The White House College Opportunity Day of Action is part of the president’s commitment to partner with colleges and universities, business leaders, and nonprofits to support students across the country. The goal is for the U.S. to lead the world in college attainment.

“America’s public, urban universities are the pathway to our future prosperity, and FIU’s demographics are similar to what many colleges and universities will experience in the future,” Furton said. “We are pleased to share what is working well at FIU and at our partner institutions and commit resources to accelerate success for our students.”

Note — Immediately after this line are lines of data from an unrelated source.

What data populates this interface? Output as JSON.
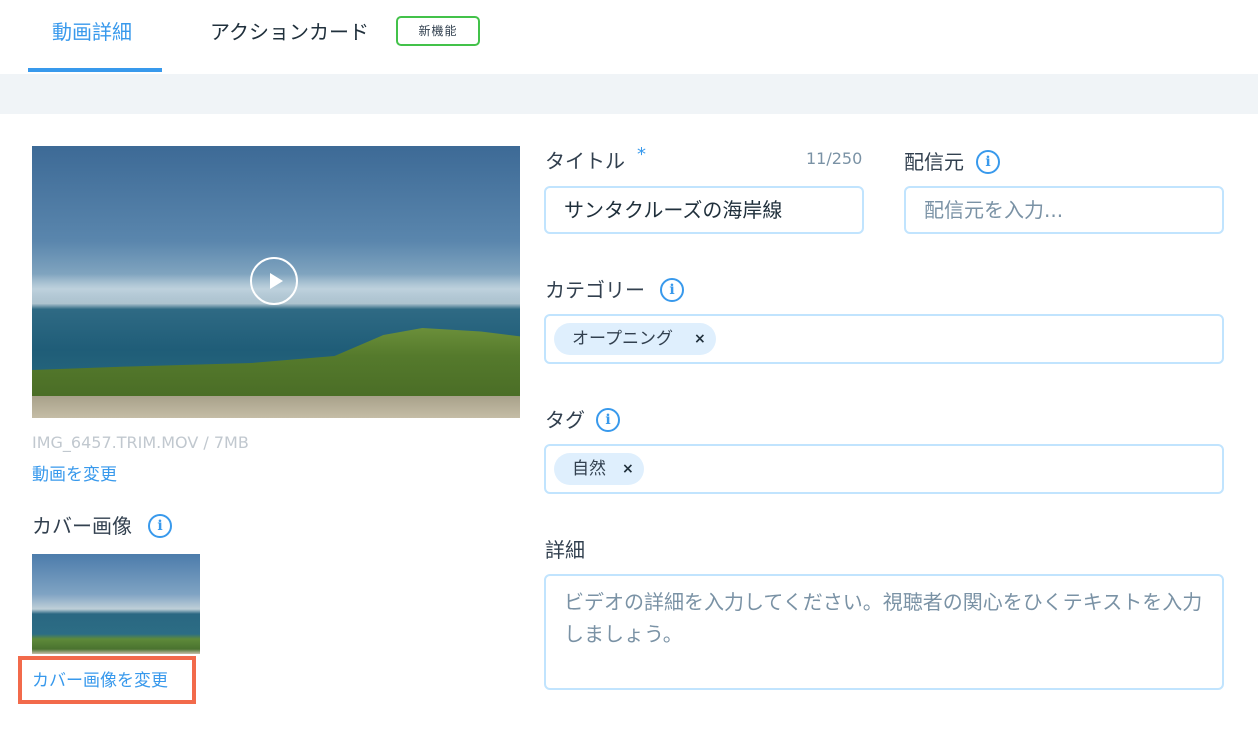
{
  "tabs": {
    "details": "動画詳細",
    "action_cards": "アクションカード",
    "new_badge": "新機能"
  },
  "video": {
    "file_info": "IMG_6457.TRIM.MOV / 7MB",
    "change_link": "動画を変更"
  },
  "cover": {
    "label": "カバー画像",
    "change_link": "カバー画像を変更"
  },
  "title_field": {
    "label": "タイトル",
    "required_mark": "*",
    "counter": "11/250",
    "value": "サンタクルーズの海岸線"
  },
  "source_field": {
    "label": "配信元",
    "placeholder": "配信元を入力..."
  },
  "category_field": {
    "label": "カテゴリー",
    "chips": [
      "オープニング"
    ]
  },
  "tag_field": {
    "label": "タグ",
    "chips": [
      "自然"
    ]
  },
  "description_field": {
    "label": "詳細",
    "placeholder": "ビデオの詳細を入力してください。視聴者の関心をひくテキストを入力しましょう。"
  },
  "icons": {
    "info": "info-icon",
    "play": "play-icon",
    "remove": "×"
  },
  "colors": {
    "accent": "#3899ec",
    "new_badge_border": "#43c24a",
    "highlight": "#f26a4b",
    "field_border": "#c1e4fe",
    "chip_bg": "#dfeffd"
  }
}
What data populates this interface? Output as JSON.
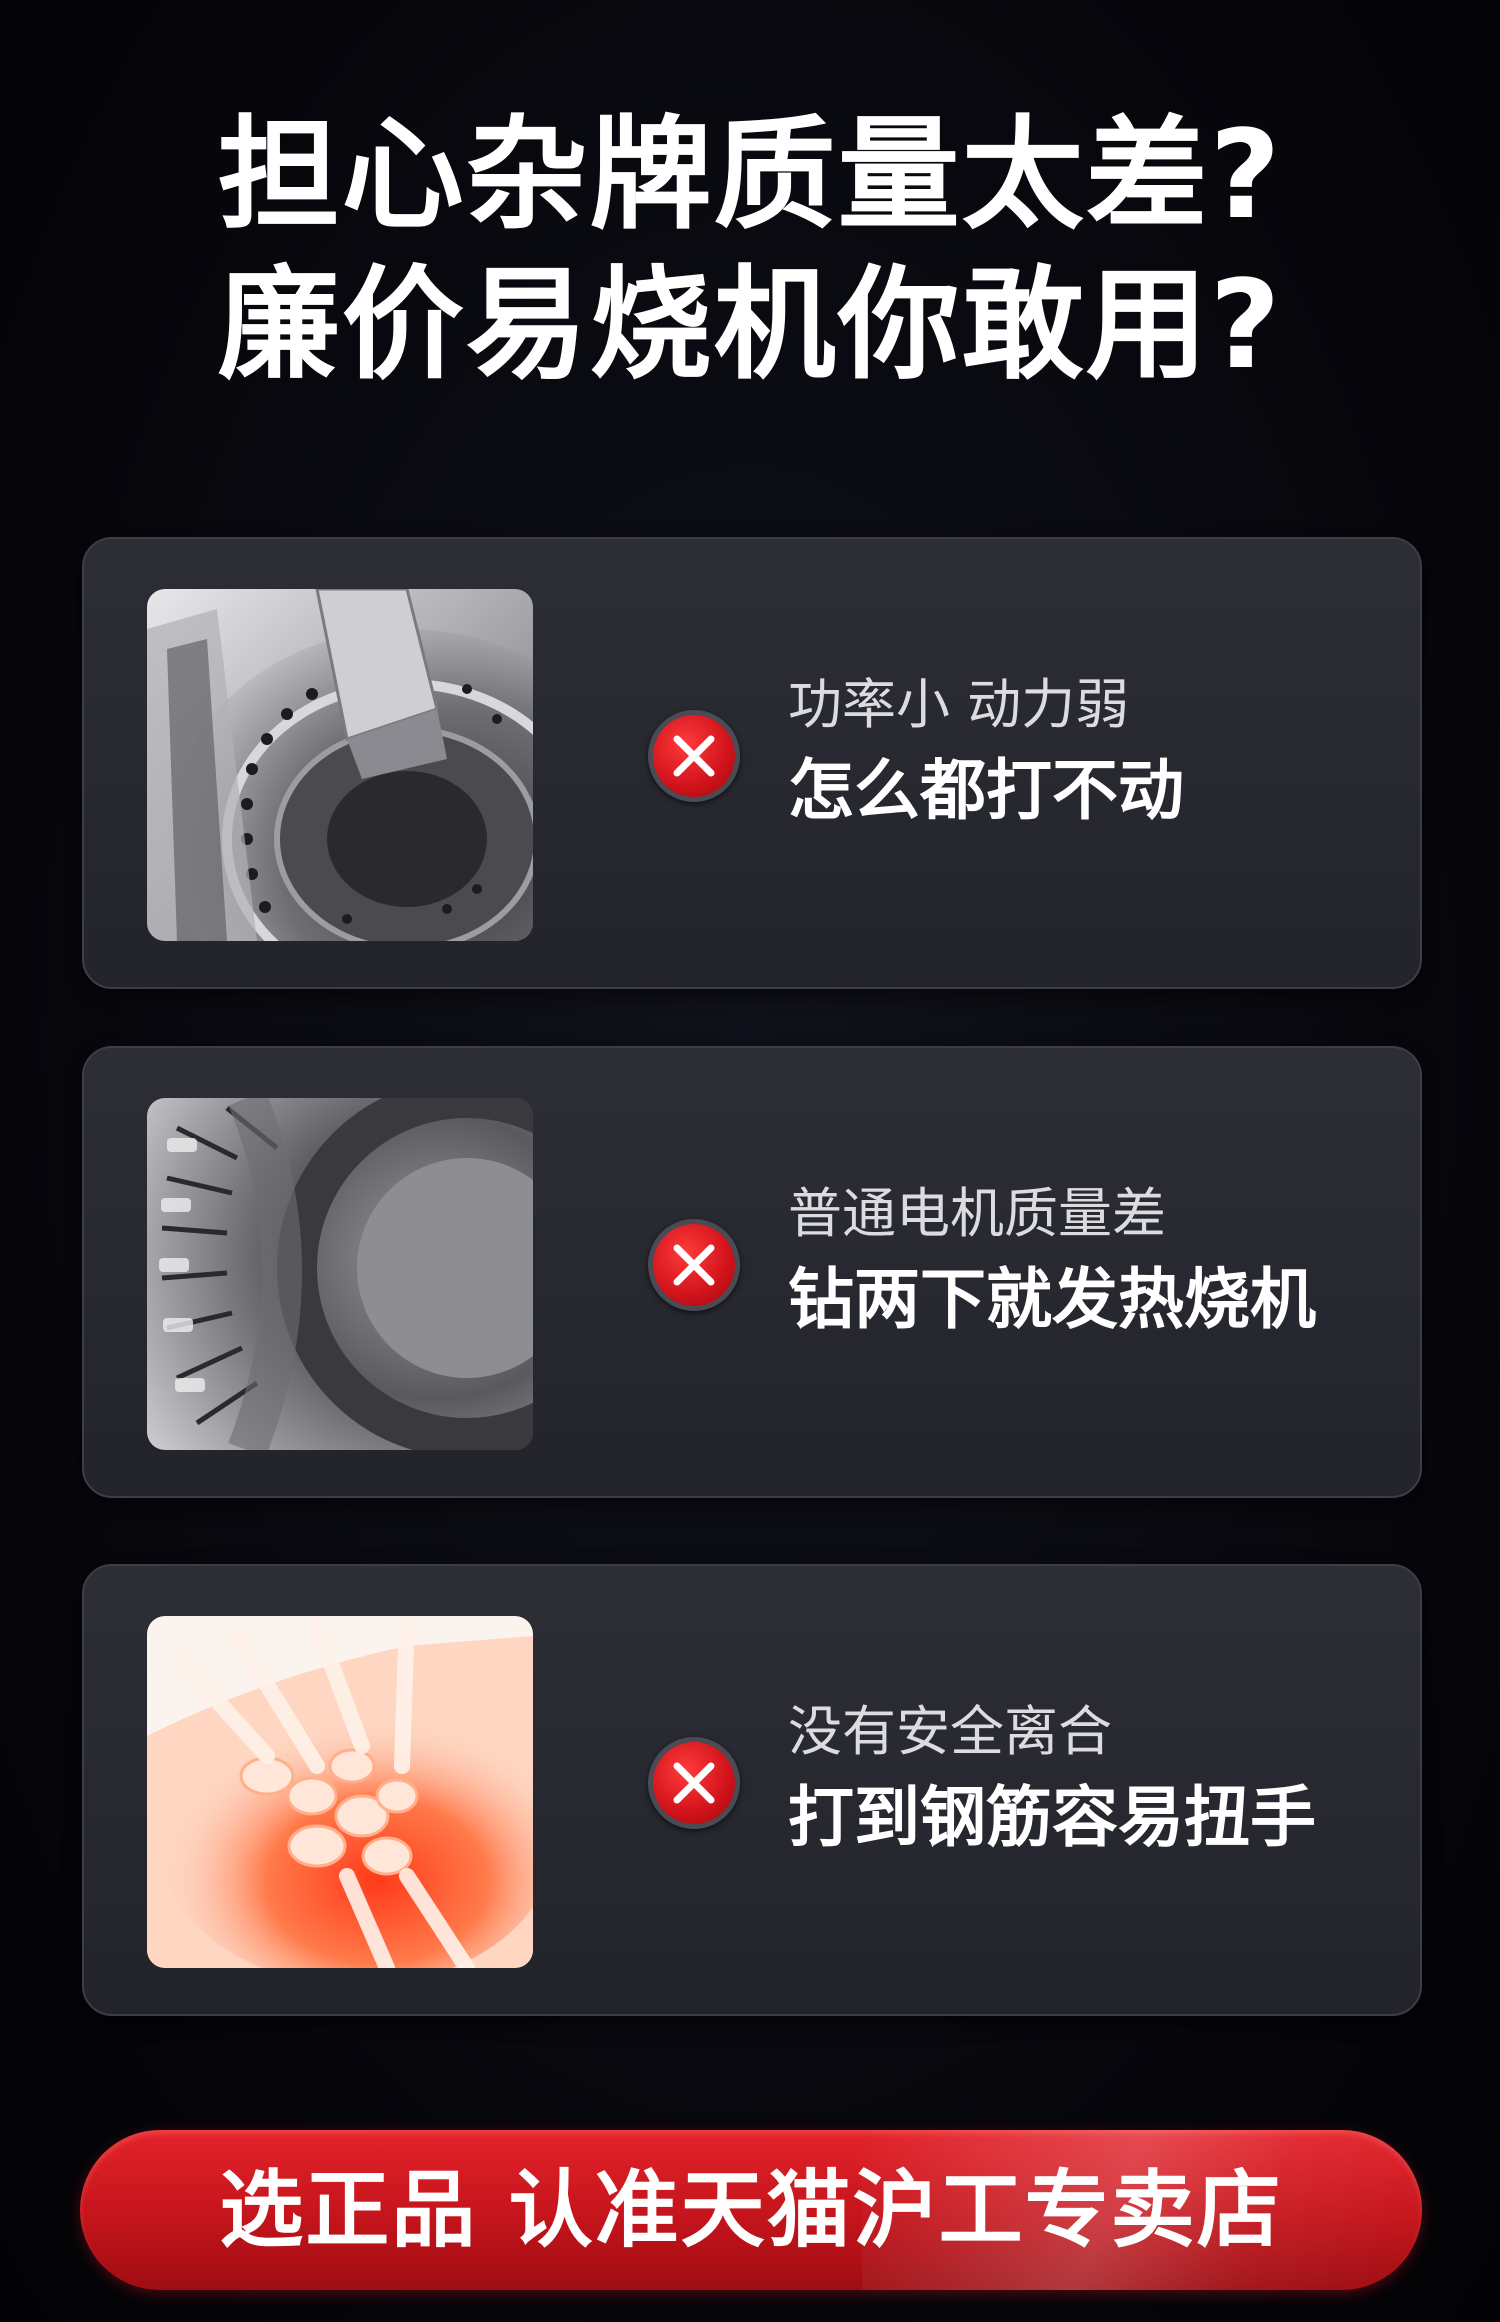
{
  "headline": {
    "line1": "担心杂牌质量太差?",
    "line2": "廉价易烧机你敢用?"
  },
  "cards": [
    {
      "image_icon": "drill-gear-mechanism-photo",
      "status_icon": "red-x-icon",
      "subtitle": "功率小 动力弱",
      "title": "怎么都打不动"
    },
    {
      "image_icon": "motor-coil-stator-photo",
      "status_icon": "red-x-icon",
      "subtitle": "普通电机质量差",
      "title": "钻两下就发热烧机"
    },
    {
      "image_icon": "injured-wrist-xray-photo",
      "status_icon": "red-x-icon",
      "subtitle": "没有安全离合",
      "title": "打到钢筋容易扭手"
    }
  ],
  "cta": {
    "label": "选正品 认准天猫沪工专卖店"
  },
  "colors": {
    "background": "#05050a",
    "card": "#2a2b33",
    "accent_red": "#d0121a",
    "text_primary": "#ffffff",
    "text_secondary": "#dcdce0"
  }
}
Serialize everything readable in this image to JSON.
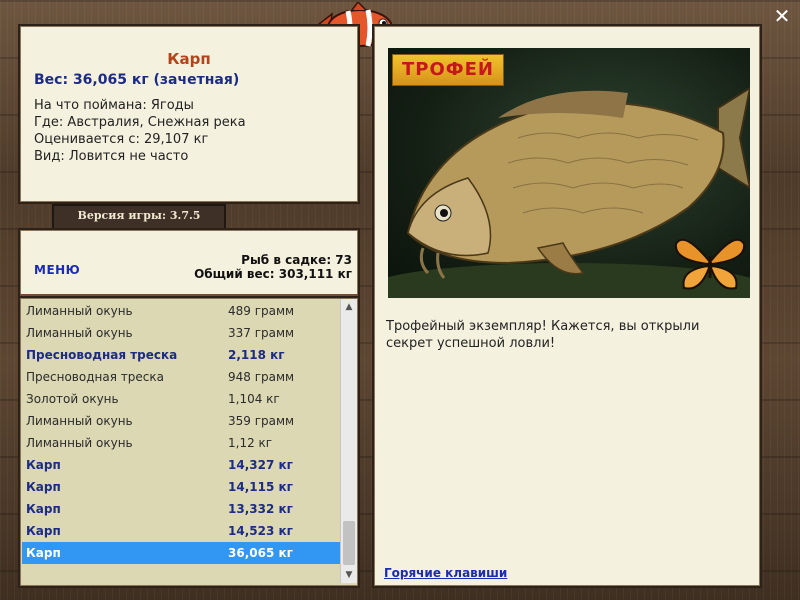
{
  "info": {
    "name": "Карп",
    "weight": "Вес: 36,065 кг (зачетная)",
    "caught_on": "На что поймана: Ягоды",
    "where": "Где: Австралия, Снежная река",
    "value": "Оценивается с: 29,107 кг",
    "kind": "Вид: Ловится не часто"
  },
  "version_label": "Версия игры: 3.7.5",
  "summary": {
    "menu_label": "МЕНЮ",
    "fish_count": "Рыб в садке: 73",
    "total_weight": "Общий вес: 303,111 кг"
  },
  "catch_list": [
    {
      "name": "Лиманный окунь",
      "weight": "489 грамм",
      "trophy": false
    },
    {
      "name": "Лиманный окунь",
      "weight": "337 грамм",
      "trophy": false
    },
    {
      "name": "Пресноводная треска",
      "weight": "2,118 кг",
      "trophy": true
    },
    {
      "name": "Пресноводная треска",
      "weight": "948 грамм",
      "trophy": false
    },
    {
      "name": "Золотой окунь",
      "weight": "1,104 кг",
      "trophy": false
    },
    {
      "name": "Лиманный окунь",
      "weight": "359 грамм",
      "trophy": false
    },
    {
      "name": "Лиманный окунь",
      "weight": "1,12 кг",
      "trophy": false
    },
    {
      "name": "Карп",
      "weight": "14,327 кг",
      "trophy": true
    },
    {
      "name": "Карп",
      "weight": "14,115 кг",
      "trophy": true
    },
    {
      "name": "Карп",
      "weight": "13,332 кг",
      "trophy": true
    },
    {
      "name": "Карп",
      "weight": "14,523 кг",
      "trophy": true
    },
    {
      "name": "Карп",
      "weight": "36,065 кг",
      "trophy": true,
      "selected": true
    }
  ],
  "trophy": {
    "badge": "ТРОФЕЙ",
    "message": "Трофейный экземпляр! Кажется, вы открыли секрет успешной ловли!",
    "hotkeys_label": "Горячие клавиши"
  },
  "colors": {
    "trophy_text": "#1c2b86",
    "selected_bg": "#3296f3",
    "fish_name": "#b3441a"
  },
  "icons": {
    "close": "close-icon",
    "scroll_up": "chevron-up-icon",
    "scroll_down": "chevron-down-icon",
    "logo": "clownfish-logo-icon",
    "butterfly": "butterfly-icon"
  }
}
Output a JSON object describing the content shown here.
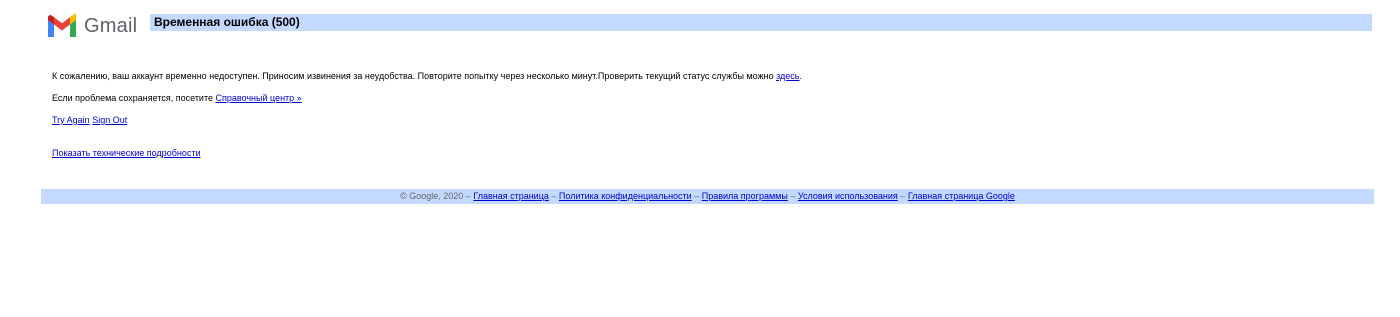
{
  "header": {
    "logo_text": "Gmail",
    "title": "Временная ошибка (500)"
  },
  "message": {
    "text": "К сожалению, ваш аккаунт временно недоступен. Приносим извинения за неудобства. Повторите попытку через несколько минут.Проверить текущий статус службы можно ",
    "status_link": "здесь",
    "text_end": "."
  },
  "help": {
    "text": "Если проблема сохраняется, посетите ",
    "help_center_link": "Справочный центр »"
  },
  "actions": {
    "try_again": "Try Again",
    "sign_out": "Sign Out"
  },
  "details": {
    "link": "Показать технические подробности"
  },
  "footer": {
    "copyright": "© Google, 2020",
    "separator": "–",
    "links": [
      "Главная страница",
      "Политика конфиденциальности",
      "Правила программы",
      "Условия использования",
      "Главная страница Google"
    ]
  },
  "colors": {
    "bar_background": "#c3d9ff",
    "link": "#0000cc",
    "logo_text": "#5f6368"
  },
  "icons": {
    "logo": "gmail-logo-icon"
  }
}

FIU alumna Idaykis Rodriguez, who works as a postdoctoral fellow at FIU’s STEM Transformation Institute, has been tapped to introduce Biden. FIU will announce its commitment to three initiatives, which are in line with Obama’s priorities: building networks of colleges around promoting completion, creating kindergarten to college (K-16) partnerships around college readiness, investing in high school counselors as part of the first lady’s Reach Higher initiative, and increasing the number of college graduates in the fields of science, technology, engineering, and mathematics (STEM).

  • College Opportunity: Florida Consortium of Metropolitan Research Universities (FIU, University of Central Florida and University of South Florida).  The consortium will aim to increase the six-year graduation from 54 percent in 2012-2013 to 71 percent in 2020 and 76 percent by 2025. Overall, this will produce an additional 5,642 graduates by 2020 and a total of 7,742 graduates by 2025.
  • K-16 Partnerships: FIU and Miami-Dade Schools’ Education Effect at Booker T. Washington. Leveraging a strong collaborative platform, and private support of more than $1 million, this commitment aims to increase college-going and success by increasing dual enrollment courses; transforming teacher professional development in STEM; implementing math and civics after school institutes; infusing college entrance test preparation and reinvigorating the engineering academy, while reopening an on-site planetarium.
  • STEM Education:  Increasing STEM Graduation Rates by taking evidence-based models to scale.  FIU’s commitment is to increase overall STEM graduation rates by 10 percent by taking effective models of peer-led and active learning in smaller environments to scale across disciplines. Within a year, 50 percent of the STEM majors will experience evidence-based instruction and all students will experience evidence-based instruction in at least one course in three years.  This is projected to reduce individual course failure rates by at least 20 percent within 2 years of implementation.

The president will announce new steps on how his administration is helping to support these actions, including announcing $10 million to help promote college completion and a $30 million AmeriCorps program that will improve low-income students’ access to college.  This event is the second College Opportunity Day of Action, and will include a progress report on the commitments made at the first day of action, on January 14, 2014. FIU President Mark Rosenberg participated in that event.